Pourquoi aime-t-on autant Camp Claude ? Peut-être parce que l’on prend plaisir à parcourir avec eux l’univers musical qu’ils tissent avec – et ce n’est pas contradictoire – soins et spontanéité. Fruits de l’impétuosité de Diane Sagnier et du flegme de Leo Hellden et de Michael Giffts (Tristesse Contemporaine) les dix titres de leur dernier album se vivent – pleinement – dans les ambiances – si saisissables et cohérentes – qu’ils façonnent pour nous.
La Face B : Comment allez-vous ?
Leo : Moi ça va.
Diane : Moi aussi ça va. Étonnamment parce que l’on enchaîne un peu, mais je suis encore en forme !

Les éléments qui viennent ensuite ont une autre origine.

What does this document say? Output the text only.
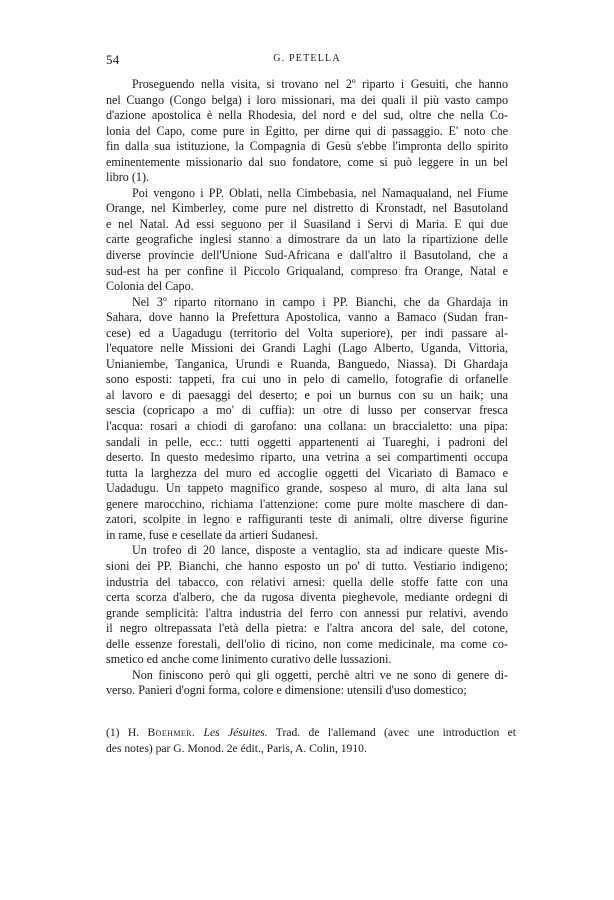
54	G. PETELLA

Proseguendo nella visita, si trovano nel 2º riparto i Gesuiti, che hanno
nel Cuango (Congo belga) i loro missionari, ma dei quali il più vasto campo
d'azione apostolica è nella Rhodesia, del nord e del sud, oltre che nella Co-
lonia del Capo, come pure in Egitto, per dirne qui di passaggio. E' noto che
fin dalla sua istituzione, la Compagnia di Gesù s'ebbe l'impronta dello spirito
eminentemente missionario dal suo fondatore, come si può leggere in un bel
libro (1).

Poi vengono i PP. Oblati, nella Cimbebasia, nel Namaqualand, nel Fiume
Orange, nel Kimberley, come pure nel distretto di Kronstadt, nel Basutoland
e nel Natal. Ad essi seguono per il Suasiland i Servi di Maria. E qui due
carte geografiche inglesi stanno a dimostrare da un lato la ripartizione delle
diverse provincie dell'Unione Sud-Africana e dall'altro il Basutoland, che a
sud-est ha per confine il Piccolo Griqualand, compreso fra Orange, Natal e
Colonia del Capo.

Nel 3º riparto ritornano in campo i PP. Bianchi, che da Ghardaja in
Sahara, dove hanno la Prefettura Apostolica, vanno a Bamaco (Sudan fran-
cese) ed a Uagadugu (territorio del Volta superiore), per indi passare al-
l'equatore nelle Missioni dei Grandi Laghi (Lago Alberto, Uganda, Vittoria,
Unianiembe, Tanganica, Urundi e Ruanda, Banguedo, Niassa). Di Ghardaja
sono esposti: tappeti, fra cui uno in pelo di camello, fotografie di orfanelle
al lavoro e di paesaggi del deserto; e poi un burnus con su un haik; una
sescia (copricapo a mo' di cuffia): un otre di lusso per conservar fresca
l'acqua: rosari a chiodi di garofano: una collana: un braccialetto: una pipa:
sandali in pelle, ecc.: tutti oggetti appartenenti ai Tuareghi, i padroni del
deserto. In questo medesimo riparto, una vetrina a sei compartimenti occupa
tutta la larghezza del muro ed accoglie oggetti del Vicariato di Bamaco e
Uadadugu. Un tappeto magnifico grande, sospeso al muro, di alta lana sul
genere marocchino, richiama l'attenzione: come pure molte maschere di dan-
zatori, scolpite in legno e raffiguranti teste di animali, oltre diverse figurine
in rame, fuse e cesellate da artieri Sudanesi.

Un trofeo di 20 lance, disposte a ventaglio, sta ad indicare queste Mis-
sioni dei PP. Bianchi, che hanno esposto un po' di tutto. Vestiario indigeno;
industria del tabacco, con relativi arnesi: quella delle stoffe fatte con una
certa scorza d'albero, che da rugosa diventa pieghevole, mediante ordegni di
grande semplicità: l'altra industria del ferro con annessi pur relativi, avendo
il negro oltrepassata l'età della pietra: e l'altra ancora del sale, del cotone,
delle essenze forestali, dell'olio di ricino, non come medicinale, ma come co-
smetico ed anche come linimento curativo delle lussazioni.

Non finiscono però qui gli oggetti, perchè altri ve ne sono di genere di-
verso. Panieri d'ogni forma, colore e dimensione: utensili d'uso domestico;

(1) H. Boehmer. Les Jésuites. Trad. de l'allemand (avec une introduction et
des notes) par G. Monod. 2e édit., Paris, A. Colin, 1910.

La Face B : Après Swimming Lessons en 2016 et Double Dreaming en 2019, Moody Moon est votre troisième album. Et si c’était celui de la maturité, comme on le dit souvent du troisième album ?
Leo : J’ai vu cette expression. Je ne sais pas. Peut-être qu’on peut le dire, on nous a dit que l’on avait trouvé le bon dosage entre nos différentes influences.
Diane : je ne sais pas trop quoi dire. L’album de la maturité… Un petit peu parce qu’on trouve que cet album possède un vrai univers et qu’on est super content de tous les morceaux. Me concernant, je me sens plus mature qu’avant. Quant à eux (Leo et Michael), ils ont toujours été assez matures [Rires]. En vrai, on trouve que cet album cristallise vraiment un truc que l’on cherchait sur les deux premiers albums.
La Face B : Le premier album est souvent celui de la découverte, le deuxième est plus compliqué, car attendu, le troisième peut être celui de la libération.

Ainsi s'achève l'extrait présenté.